CXXXVIII
Enter Capitu

When I lifted my head, I saw the figure of Capitu before me. Here is another scene that will seem staged, and yet it’s as natural as the first, since mother and son were going to mass, and Capitu never went out without speaking to me. Nowadays it was a dry, brief word; most times, I didn’t even look at her. She always looked at me, waiting.

This time, when I saw her, I don’t know if it was in my eyes, but Capitu seemed pale to me. There followed one of those silences which can, without exaggeration, be described as lasting a century, time seems to stretch out so in moments of great crisis. Capitu regained her composure; she told her son to go out, and asked me to explain …

“There’s nothing to explain,” I said.

“There’s everything to explain; I don’t understand your tears or Ezequiel’s. What’s happened between you?”

“Didn’t you hear what I said to him?”

Capitu replied that she had heard crying and the sound of words. I think she had heard everything clearly, but to confess it would have meant losing the hope of silence and of reconciliation; for this reason she denied hearing anything and only confirmed what she had seen. Without telling her of the coffee episode, I repeated the words at the end of the chapter.

“What?” she said as if she had heard wrong.

“That he is not my son.”

Great was Capitu’s stupefaction, and the indignation that followed was no less, and both of them so natural that they would have made the first eyewitnesses in our law courts doubt what they had seen. I’ve heard that they exist for all kinds of cases: it’s just a question of paying the right price. I don’t think it’s true, the more so as the person who told me had just lost an action. But, whether or not there are witnesses for hire, mine was reliable; nature itself swore on her own behalf, and I had no wish to doubt her. So, paying no attention to Capitu’s words, to her gestures, to the pain that twisted her features, to anything at all, I repeated the words I had said twice with such resolution that she began to give way. After some moments, she said to me:

“Such an insult can only be explained by sincere conviction; however, you, who were so jealous of my least gesture, never showed the least shadow of suspicion. Where did you get such a notion? Tell me,” she went on, seeing I said nothing in reply, “tell me everything; after what I’ve heard, I can hear the rest, it can’t be much. What has given you such a conviction now? Come on, Bentinho, tell me, tell me! Send me away now, but tell me everything first.”

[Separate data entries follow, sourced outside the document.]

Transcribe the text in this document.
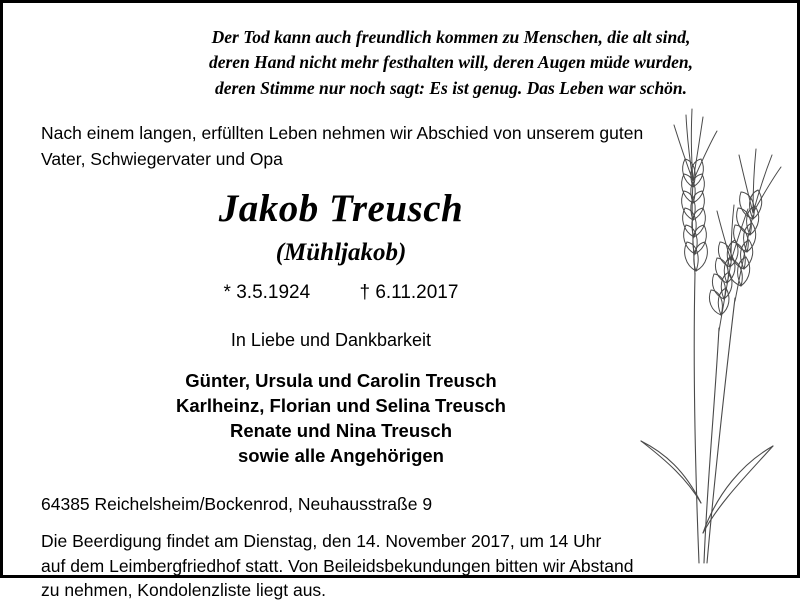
Der Tod kann auch freundlich kommen zu Menschen, die alt sind,
deren Hand nicht mehr festhalten will, deren Augen müde wurden,
deren Stimme nur noch sagt: Es ist genug. Das Leben war schön.
Nach einem langen, erfüllten Leben nehmen wir Abschied von unserem guten Vater, Schwiegervater und Opa
Jakob Treusch
(Mühljakob)
* 3.5.1924	† 6.11.2017
In Liebe und Dankbarkeit
Günter, Ursula und Carolin Treusch
Karlheinz, Florian und Selina Treusch
Renate und Nina Treusch
sowie alle Angehörigen
64385 Reichelsheim/Bockenrod, Neuhausstraße 9
Die Beerdigung findet am Dienstag, den 14. November 2017, um 14 Uhr
auf dem Leimbergfriedhof statt. Von Beileidsbekundungen bitten wir Abstand
zu nehmen, Kondolenzliste liegt aus.
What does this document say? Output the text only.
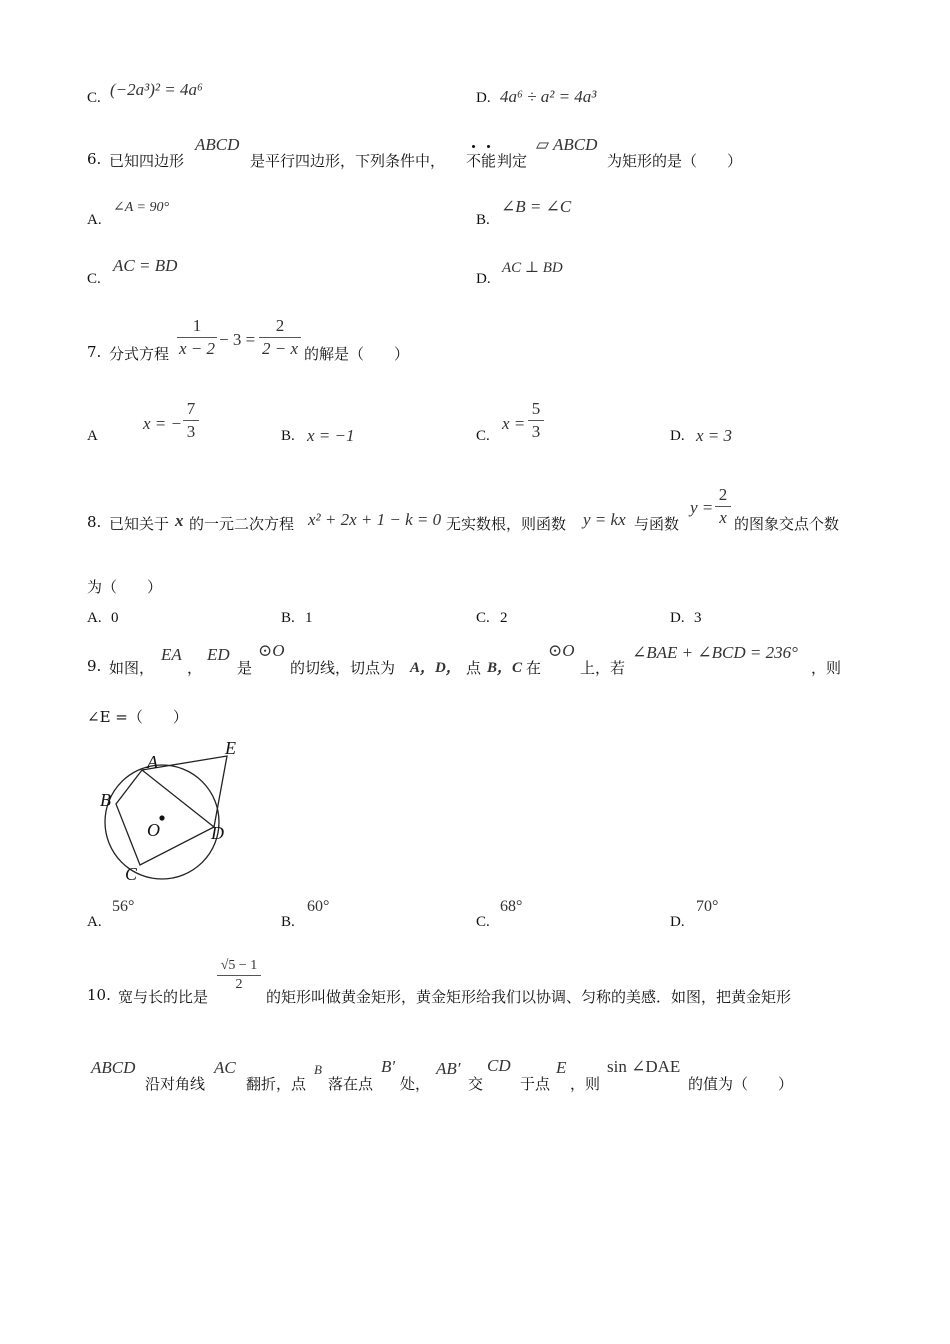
C. (−2a³)² = 4a⁶	D. 4a⁶ ÷ a² = 4a³
6. 已知四边形
ABCD
是平行四边形，下列条件中， 不能 判定
▱ ABCD
为矩形的是（　　）
A.
∠A = 90°
B.
∠B = ∠C
C.
AC = BD
D.
AC ⊥ BD
7. 分式方程 $\frac{1}{x - 2} - 3 = \frac{2}{2 - x}$ 的解是（　　）
A
x = − $\frac{7}{3}$	B. x = −1	C.
$x = \frac{5}{3}$	D. x = 3
8. 已知关于 x 的一元二次方程 x² + 2x + 1 − k = 0 无实数根，则函数 y = kx 与函数
$y = \frac{2}{x}$ 的图象交点个数
为（　　）
A. 0	B. 1	C. 2	D. 3
9. 如图，
EA
，
ED
是
⊙O
的切线，切点为 A，D， 点 B，C 在
⊙O
上，若
∠BAE + ∠BCD = 236°
，则
∠E =（　　）
A
B
C
D
E
O
A.
56°
B.
60°
C.
68°
D.
70°
10. 宽与长的比是
$\frac{√5 - 1}{2}$
的矩形叫做黄金矩形，黄金矩形给我们以协调、匀称的美感．如图，把黄金矩形
ABCD
沿对角线
AC
翻折，点
B
落在点
B′
处，
AB′
交
CD
于点
E
，则
sin ∠DAE
的值为（　　）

“There are things that can’t be said.”

“That can’t be said by halves; but now you’ve said the half, tell me everything.”

She had sat down on a chair by the table. She might have been a little confused: her bearing was not that of an accused woman. I asked her once again not to insist.

“No, Bentinho, either tell me the rest, so that I can defend myself, if you think I have a defense, or I’ll ask for an immediate separation: I can’t take any more!”

“The separation is already decided on,” I replied taking up her suggestion. “It would have been better to have done it by means of hints, or in complete silence; each of us would have gone his way, with his own wound. Since you insist, however, here is what I can say, and it’s all.”

I didn’t say everything; I could hardly refer to the affair with Escobar without uttering his name. Capitu could not prevent herself laughing, with a laugh that I am sorry not to be able to transcribe here; then in a tone both ironic and melancholy:

“Even the deceased! Not even the dead escape your jealousy!”

She adjusted her short cape and stood up. She sighed, I think she sighed, while I, who wanted nothing more than her complete vindication, said some words I can’t remember to this effect. Capitu looked at me disdainfully, and murmured:

“I know the reason for this; it’s the accident of the resemblance … The will of God must explain it all … You’re laughing? It’s natural; in spite of the seminary, you don’t believe in God; I do … But don’t let’s talk of it any more; it’s not right for us to say any more.”